Anyway, after palying around, the next thing I had to do was to downsample the signal to somthing more managable, and also, I needed to normalize the signal, since it’s originally 8 bit grayscale (8 bit). I started by normalizing the signal and then calculated the new nuber of samples needed fo the downsampled signal, I calculated the number of samples to be 4160, this is 2x the image resolution of 2080 pixels. I used scipy’s resample method. I also experimented with
scipy.signal.decimate but decided to go with
resample instead. once I had the resampled and normalized signal, I could write it out to a file and see if I can open it in an image viewer. I wrote the signal out to a file as an array of
uint8 and used GIMP to open the file in raw mode, I set the image settings to 8 bit grayscale and 2080pixels wide, and it worked, I got an image. I did this in GIMP for two reasons, The first, I was using a Windows machine and the second, I wanted the option to play with the hight/width sliders so I could see the effect on the image. Another good tool to use is
convert from the imagemagick toolset, but as I mentioned, the option of visually playing with the settings is nice.

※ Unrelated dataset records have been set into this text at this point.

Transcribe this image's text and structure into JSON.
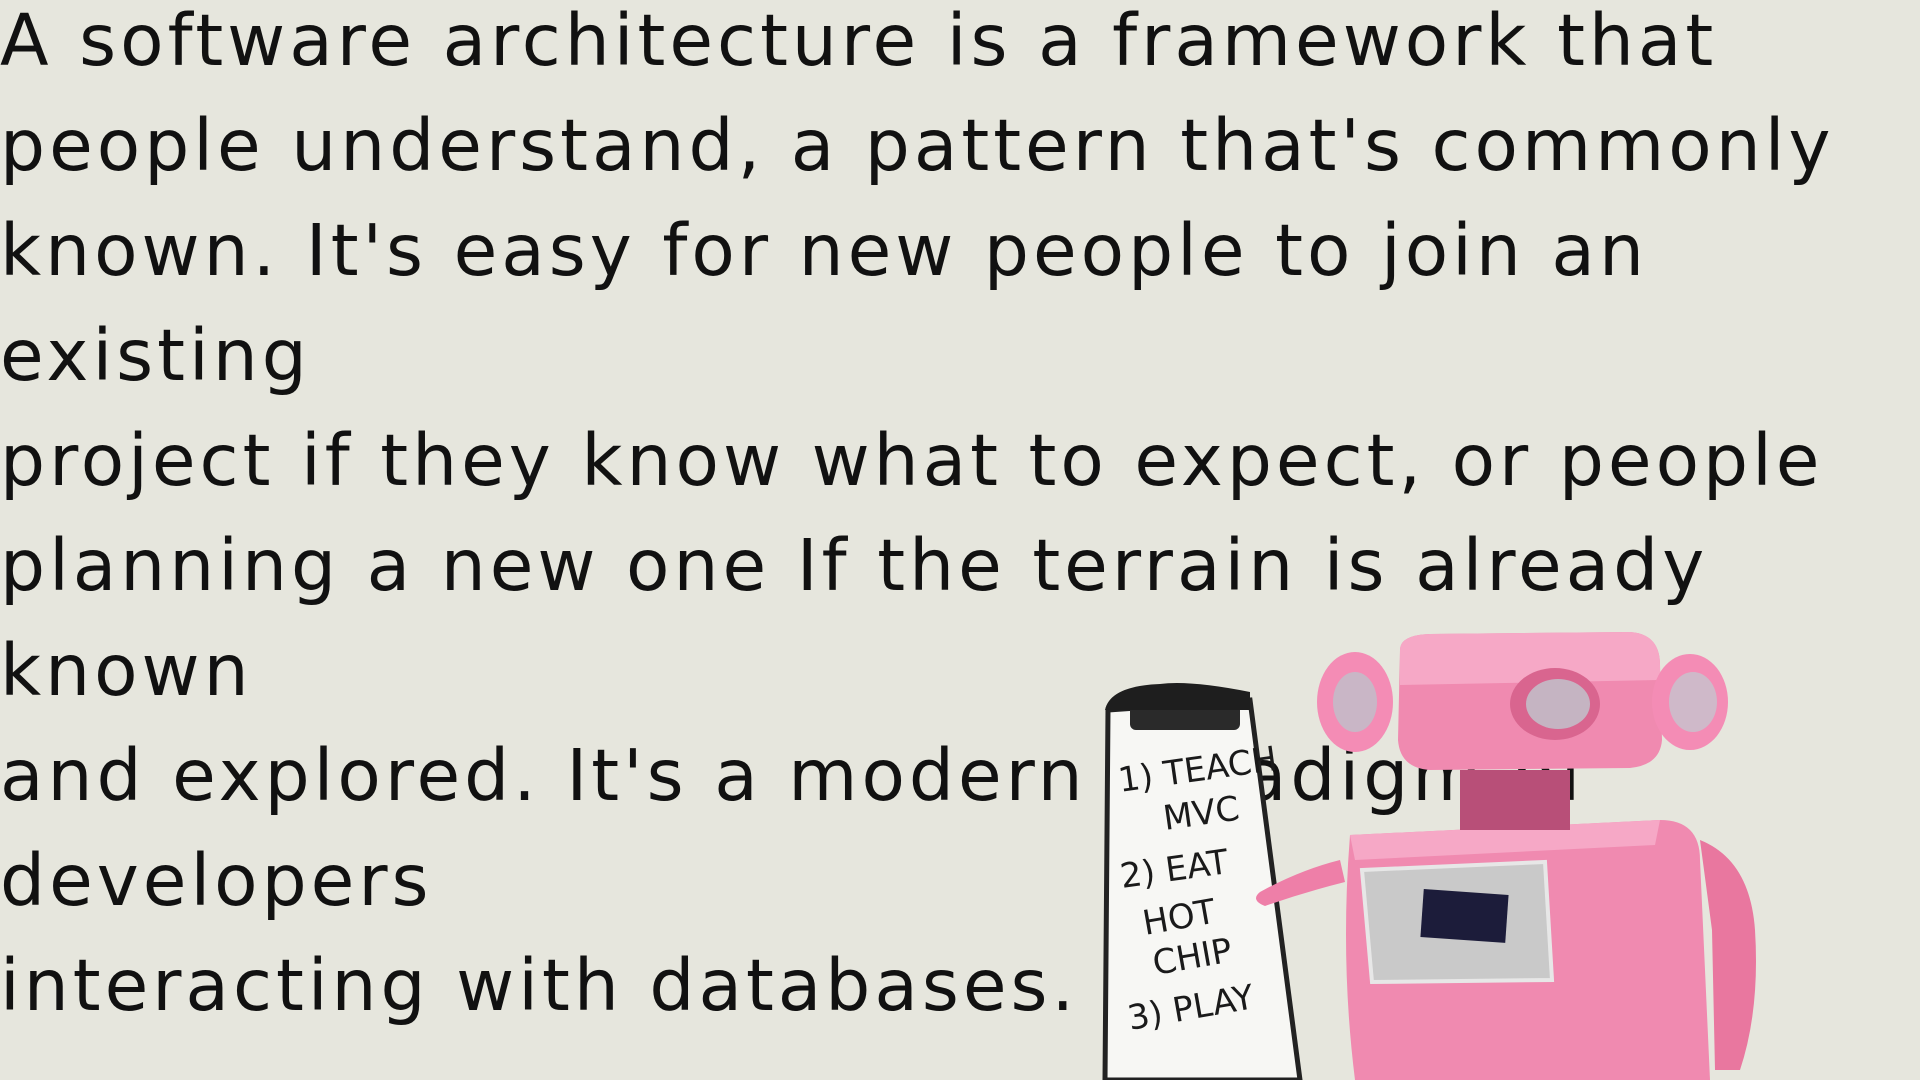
{
  "slide": {
    "paragraph": "A software architecture is a framework that\npeople understand, a pattern that's commonly\nknown. It's easy for new people to join an existing\nproject if they know what to expect, or people\nplanning a new one If the terrain is already known\nand explored. It's a modern paradigm of developers\ninteracting with databases."
  },
  "illustration": {
    "subject": "pink robot holding a clipboard",
    "clipboard_lines": [
      "1) TEACH",
      "MVC",
      "2) EAT",
      "HOT",
      "CHIP",
      "3) PLAY"
    ]
  },
  "colors": {
    "background": "#e6e6dd",
    "text": "#111111",
    "robot_pink": "#f08ab0"
  }
}
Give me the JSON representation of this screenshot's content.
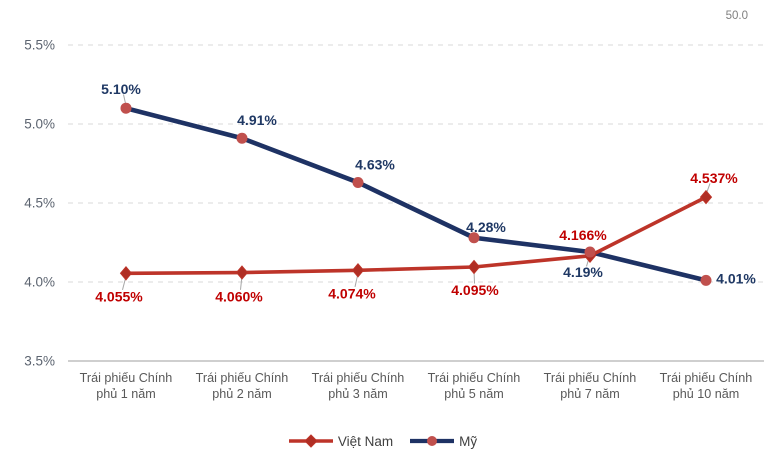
{
  "chart_data": {
    "type": "line",
    "title": "",
    "xlabel": "",
    "ylabel": "",
    "secondary_axis_label": "50.0",
    "ylim": [
      3.5,
      5.5
    ],
    "grid": "horizontal-dashed",
    "colors": {
      "grid": "#d9d9d9",
      "axis": "#bfbfbf",
      "leader": "#a6a6a6"
    },
    "y_ticks": [
      {
        "label": "5.5%",
        "value": 5.5
      },
      {
        "label": "5.0%",
        "value": 5.0
      },
      {
        "label": "4.5%",
        "value": 4.5
      },
      {
        "label": "4.0%",
        "value": 4.0
      },
      {
        "label": "3.5%",
        "value": 3.5
      }
    ],
    "categories": [
      [
        "Trái phiếu Chính",
        "phủ 1 năm"
      ],
      [
        "Trái phiếu Chính",
        "phủ 2 năm"
      ],
      [
        "Trái phiếu Chính",
        "phủ 3 năm"
      ],
      [
        "Trái phiếu Chính",
        "phủ 5 năm"
      ],
      [
        "Trái phiếu Chính",
        "phủ 7 năm"
      ],
      [
        "Trái phiếu Chính",
        "phủ 10 năm"
      ]
    ],
    "series": [
      {
        "name": "Việt Nam",
        "color": "#bd3429",
        "marker": "diamond",
        "marker_color": "#b02e24",
        "label_color": "#c00000",
        "line_width": 3.6,
        "values": [
          4.055,
          4.06,
          4.074,
          4.095,
          4.166,
          4.537
        ],
        "labels": [
          "4.055%",
          "4.060%",
          "4.074%",
          "4.095%",
          "4.166%",
          "4.537%"
        ],
        "label_offsets": [
          [
            -7,
            23
          ],
          [
            -3,
            24
          ],
          [
            -6,
            23
          ],
          [
            1,
            23
          ],
          [
            -7,
            -21
          ],
          [
            8,
            -19
          ]
        ],
        "label_leaders": [
          true,
          true,
          true,
          true,
          false,
          true
        ]
      },
      {
        "name": "Mỹ",
        "color": "#1e3264",
        "marker": "circle",
        "marker_color": "#c0504d",
        "label_color": "#1f3864",
        "line_width": 4.6,
        "values": [
          5.1,
          4.91,
          4.63,
          4.28,
          4.19,
          4.01
        ],
        "labels": [
          "5.10%",
          "4.91%",
          "4.63%",
          "4.28%",
          "4.19%",
          "4.01%"
        ],
        "label_offsets": [
          [
            -5,
            -19
          ],
          [
            15,
            -18
          ],
          [
            17,
            -18
          ],
          [
            12,
            -11
          ],
          [
            -7,
            20
          ],
          [
            30,
            -2
          ]
        ],
        "label_leaders": [
          true,
          false,
          false,
          false,
          true,
          false
        ]
      }
    ],
    "legend": {
      "position": "bottom"
    }
  }
}
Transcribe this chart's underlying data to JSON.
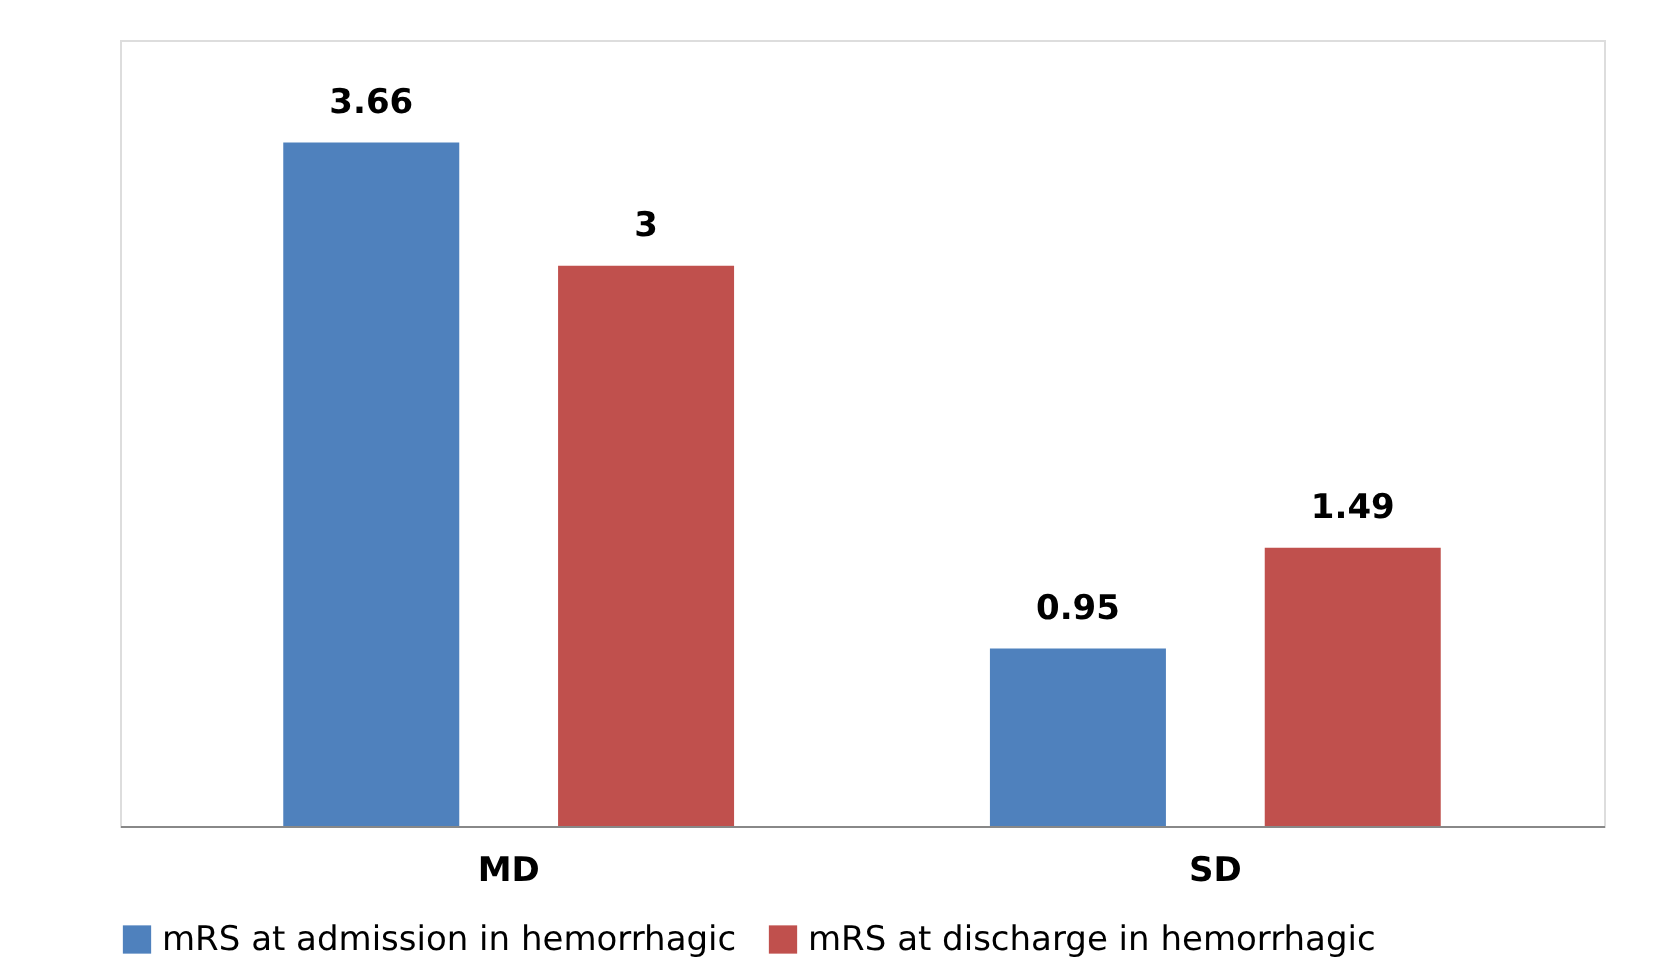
{
  "chart_data": {
    "type": "bar",
    "categories": [
      "MD",
      "SD"
    ],
    "series": [
      {
        "name": "mRS at admission in hemorrhagic",
        "color": "#4f81bd",
        "values": [
          3.66,
          0.95
        ]
      },
      {
        "name": "mRS at discharge in hemorrhagic",
        "color": "#c0504d",
        "values": [
          3,
          1.49
        ]
      }
    ],
    "data_labels": true,
    "legend": "bottom",
    "grid": false
  }
}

data = signal # Normalize to 0-255 data *= (255.0/data.max()) # Downsample to 4160 no_samples = round(len(data) * float(4160) / raw_rate) data = scipy.signal.resample(data, no_samples) # Save into file as uint8 data.astype("uint8").tofile("pixels.data")
For now, I think I have a good understanding of how the APT singal is transmitted, I still have a lot more to do with this, such as writing some code to find the SYNC A automatically, clean up the image from furthur noise and use the telemetry wedges to do calibration and correction of the signal. I also would like to add an auto wedge decoder to automatically detect the 2 channels selected from the 6 of the AVHRR/3 instrument, I’ll add these features later on, but for now, I’m satisfied with the results.